RE: [PATCH v4] drm/amdgpu: Fix the race condition for draining retry fault

"Deng, Emily" <Emily.Deng@xxxxxxx> · Fri, 7 Mar 2025 01:27:04 +0000

[AMD Official Use Only - AMD Internal Distribution Only]






 
 



From: Chen, Xiaogang <Xiaogang.Chen@xxxxxxx>


Sent: Friday, March 7, 2025 1:01 AM

To: Deng, Emily <Emily.Deng@xxxxxxx>; amd-gfx@xxxxxxxxxxxxxxxxxxxxx

Subject: Re: [PATCH v4] drm/amdgpu: Fix the race condition for draining retry fault


 
Thanks for catch up and fix this race condition. It looks good to me. One minor thing below:

On 3/6/2025 12:03 AM, Emily Deng wrote:


Issue:
In the scenario where svm_range_restore_pages is called, but svm->checkpoint_ts
 has not been set and the retry fault has not been drained, svm_range_unmap_from_cpu
is triggered and calls svm_range_free. Meanwhile, svm_range_restore_pages
continues execution and reaches svm_range_from_addr. This results in
a "failed to find prange..." error, causing the page recovery to fail.
 
How to fix:
Move the timestamp check code under the protection of svm->lock.
 
v2:
Make sure all right locks are released before go out.
 
v3:
Directly goto out_unlock_svms, and return -EAGAIN.
 
v4:
Refine code.
 
Signed-off-by: Emily Deng <Emily.Deng@xxxxxxx>
---
 drivers/gpu/drm/amd/amdkfd/kfd_svm.c | 30 +++++++++++++++-------------
 1 file changed, 16 insertions(+), 14 deletions(-)

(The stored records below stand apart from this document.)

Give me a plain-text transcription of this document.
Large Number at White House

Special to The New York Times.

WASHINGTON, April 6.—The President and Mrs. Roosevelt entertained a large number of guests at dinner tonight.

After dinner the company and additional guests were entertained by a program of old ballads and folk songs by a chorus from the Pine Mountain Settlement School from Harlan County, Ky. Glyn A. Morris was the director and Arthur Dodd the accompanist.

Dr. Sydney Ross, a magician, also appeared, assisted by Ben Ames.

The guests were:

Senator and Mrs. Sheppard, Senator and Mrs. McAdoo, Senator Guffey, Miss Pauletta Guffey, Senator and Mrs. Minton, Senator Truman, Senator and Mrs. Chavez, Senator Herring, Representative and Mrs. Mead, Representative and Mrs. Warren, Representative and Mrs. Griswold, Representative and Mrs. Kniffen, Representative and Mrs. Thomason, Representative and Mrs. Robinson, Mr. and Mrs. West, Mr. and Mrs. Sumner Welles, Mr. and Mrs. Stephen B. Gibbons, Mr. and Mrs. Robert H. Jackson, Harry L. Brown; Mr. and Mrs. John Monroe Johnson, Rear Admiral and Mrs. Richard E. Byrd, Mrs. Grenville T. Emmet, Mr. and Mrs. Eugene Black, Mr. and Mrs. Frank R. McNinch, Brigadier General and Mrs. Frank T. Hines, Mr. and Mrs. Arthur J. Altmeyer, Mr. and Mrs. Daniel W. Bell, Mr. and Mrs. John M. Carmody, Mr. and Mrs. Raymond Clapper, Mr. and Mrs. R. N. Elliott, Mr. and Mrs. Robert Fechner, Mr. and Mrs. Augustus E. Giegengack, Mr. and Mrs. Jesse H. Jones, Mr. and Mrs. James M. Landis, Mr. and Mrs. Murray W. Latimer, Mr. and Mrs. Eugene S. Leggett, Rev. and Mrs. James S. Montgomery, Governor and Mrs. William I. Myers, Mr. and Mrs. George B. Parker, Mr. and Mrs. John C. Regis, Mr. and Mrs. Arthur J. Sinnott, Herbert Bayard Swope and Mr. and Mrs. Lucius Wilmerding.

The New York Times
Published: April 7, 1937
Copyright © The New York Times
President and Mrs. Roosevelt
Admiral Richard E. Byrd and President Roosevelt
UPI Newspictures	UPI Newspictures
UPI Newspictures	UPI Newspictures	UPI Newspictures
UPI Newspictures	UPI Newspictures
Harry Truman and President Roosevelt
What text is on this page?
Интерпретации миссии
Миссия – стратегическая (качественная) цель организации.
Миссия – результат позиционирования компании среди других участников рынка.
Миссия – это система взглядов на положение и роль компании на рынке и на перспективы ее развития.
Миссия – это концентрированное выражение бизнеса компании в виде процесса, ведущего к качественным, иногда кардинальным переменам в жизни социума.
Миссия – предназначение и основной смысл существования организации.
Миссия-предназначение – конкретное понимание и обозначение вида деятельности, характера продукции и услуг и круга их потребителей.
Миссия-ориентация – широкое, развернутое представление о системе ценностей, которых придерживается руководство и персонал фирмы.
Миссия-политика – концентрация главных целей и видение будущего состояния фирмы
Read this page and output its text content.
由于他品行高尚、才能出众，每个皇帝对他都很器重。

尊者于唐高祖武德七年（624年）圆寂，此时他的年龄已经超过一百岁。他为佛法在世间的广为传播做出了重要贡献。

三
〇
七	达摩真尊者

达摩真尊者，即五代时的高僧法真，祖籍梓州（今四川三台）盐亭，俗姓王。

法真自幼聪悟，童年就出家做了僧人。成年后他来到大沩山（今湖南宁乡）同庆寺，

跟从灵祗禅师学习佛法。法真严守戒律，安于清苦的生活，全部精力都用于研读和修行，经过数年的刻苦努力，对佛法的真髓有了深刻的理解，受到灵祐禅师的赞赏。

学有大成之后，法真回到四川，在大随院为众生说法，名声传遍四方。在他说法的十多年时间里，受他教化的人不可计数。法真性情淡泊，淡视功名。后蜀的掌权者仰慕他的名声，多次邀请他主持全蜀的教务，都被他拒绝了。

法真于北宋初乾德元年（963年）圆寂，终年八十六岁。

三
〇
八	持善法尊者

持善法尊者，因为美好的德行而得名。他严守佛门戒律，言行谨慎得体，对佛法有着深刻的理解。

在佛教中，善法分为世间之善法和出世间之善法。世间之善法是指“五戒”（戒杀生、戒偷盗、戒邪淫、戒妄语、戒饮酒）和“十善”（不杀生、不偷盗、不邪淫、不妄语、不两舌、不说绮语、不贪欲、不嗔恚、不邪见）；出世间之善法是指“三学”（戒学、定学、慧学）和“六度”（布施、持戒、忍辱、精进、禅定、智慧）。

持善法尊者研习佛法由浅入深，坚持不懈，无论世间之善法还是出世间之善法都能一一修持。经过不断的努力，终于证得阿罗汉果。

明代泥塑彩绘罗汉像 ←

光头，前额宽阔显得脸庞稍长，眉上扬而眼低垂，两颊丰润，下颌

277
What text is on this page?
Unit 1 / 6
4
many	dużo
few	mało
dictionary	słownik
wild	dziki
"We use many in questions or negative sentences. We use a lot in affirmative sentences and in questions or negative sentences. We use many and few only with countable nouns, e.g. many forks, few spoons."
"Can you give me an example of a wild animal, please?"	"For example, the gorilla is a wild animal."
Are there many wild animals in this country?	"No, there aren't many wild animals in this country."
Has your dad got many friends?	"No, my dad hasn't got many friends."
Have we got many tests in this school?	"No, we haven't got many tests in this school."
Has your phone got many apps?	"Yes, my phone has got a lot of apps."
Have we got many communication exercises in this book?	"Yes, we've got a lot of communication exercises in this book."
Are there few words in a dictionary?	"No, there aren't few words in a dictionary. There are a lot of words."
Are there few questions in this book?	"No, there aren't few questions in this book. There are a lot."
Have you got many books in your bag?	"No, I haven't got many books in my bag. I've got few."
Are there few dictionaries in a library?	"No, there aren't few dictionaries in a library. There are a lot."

diff --git a/drivers/gpu/drm/amd/amdkfd/kfd_svm.c b/drivers/gpu/drm/amd/amdkfd/kfd_svm.c
index d04725583f19..83ac14bf7a7a 100644
--- a/drivers/gpu/drm/amd/amdkfd/kfd_svm.c
+++ b/drivers/gpu/drm/amd/amdkfd/kfd_svm.c
@@ -3008,19 +3008,6 @@ svm_range_restore_pages(struct amdgpu_device *adev, unsigned int pasid,
                goto out;
        }
 
-       /* check if this page fault time stamp is before svms->checkpoint_ts */
-       if (svms->checkpoint_ts[gpuidx] != 0) {
-               if (amdgpu_ih_ts_after_or_equal(ts,  svms->checkpoint_ts[gpuidx])) {
-                       pr_debug("draining retry fault, drop fault 0x%llx\n", addr);
-                       r = 0;
-                       goto out;
-               } else
-                       /* ts is after svms->checkpoint_ts now, reset svms->checkpoint_ts
-                        * to zero to avoid following ts wrap around give wrong comparing
-                        */
-                svms->checkpoint_ts[gpuidx] = 0;
-       }
-
        if (!p->xnack_enabled) {
                pr_debug("XNACK not enabled for pasid 0x%x\n", pasid);
                r = -EFAULT;
@@ -3040,6 +3027,20 @@ svm_range_restore_pages(struct amdgpu_device *adev, unsigned int pasid,
        mmap_read_lock(mm);
 retry_write_locked:
        mutex_lock(&svms->lock);
+
+       /* check if this page fault time stamp is before svms->checkpoint_ts */
+       if (svms->checkpoint_ts[gpuidx] != 0) {
+               if (amdgpu_ih_ts_after_or_equal(ts,  svms->checkpoint_ts[gpuidx])) {
+                       pr_debug("draining retry fault, drop fault 0x%llx\n", addr);
+                       r = -EAGAIN;

We drop page fault because it is stale, not mean to handle it again. if return -EAGAIN we do amdgpu_gmc_filter_faults_remove. If after unmap, user map same range again we should treat page fault happened at same range as new one. 
Regards
Xiaogang
Sorry, I didn't quite catch that. So, you think we shouldn't remove the fault from amdgpu_gmc_filter_faults_remove?
 
Emily Deng
Best Wishes

 
 

 
+                       goto out_unlock_svms;
+               } else
+                       /* ts is after svms->checkpoint_ts now, reset svms->checkpoint_ts
+                        * to zero to avoid following ts wrap around give wrong comparing
+                        */
+                svms->checkpoint_ts[gpuidx] = 0;
+       }
+
        prange = svm_range_from_addr(svms, addr, NULL);
        if (!prange) {
                pr_debug("failed to find prange svms 0x%p address [0x%llx]\n",
@@ -3165,7 +3166,8 @@ svm_range_restore_pages(struct amdgpu_device *adev, unsigned int pasid,
        mutex_unlock(&svms->lock);
        mmap_read_unlock(mm);
 
-       svm_range_count_fault(node, p, gpuidx);
+       if (r != -EAGAIN)
+               svm_range_count_fault(node, p, gpuidx);
 
        mmput(mm);
 out: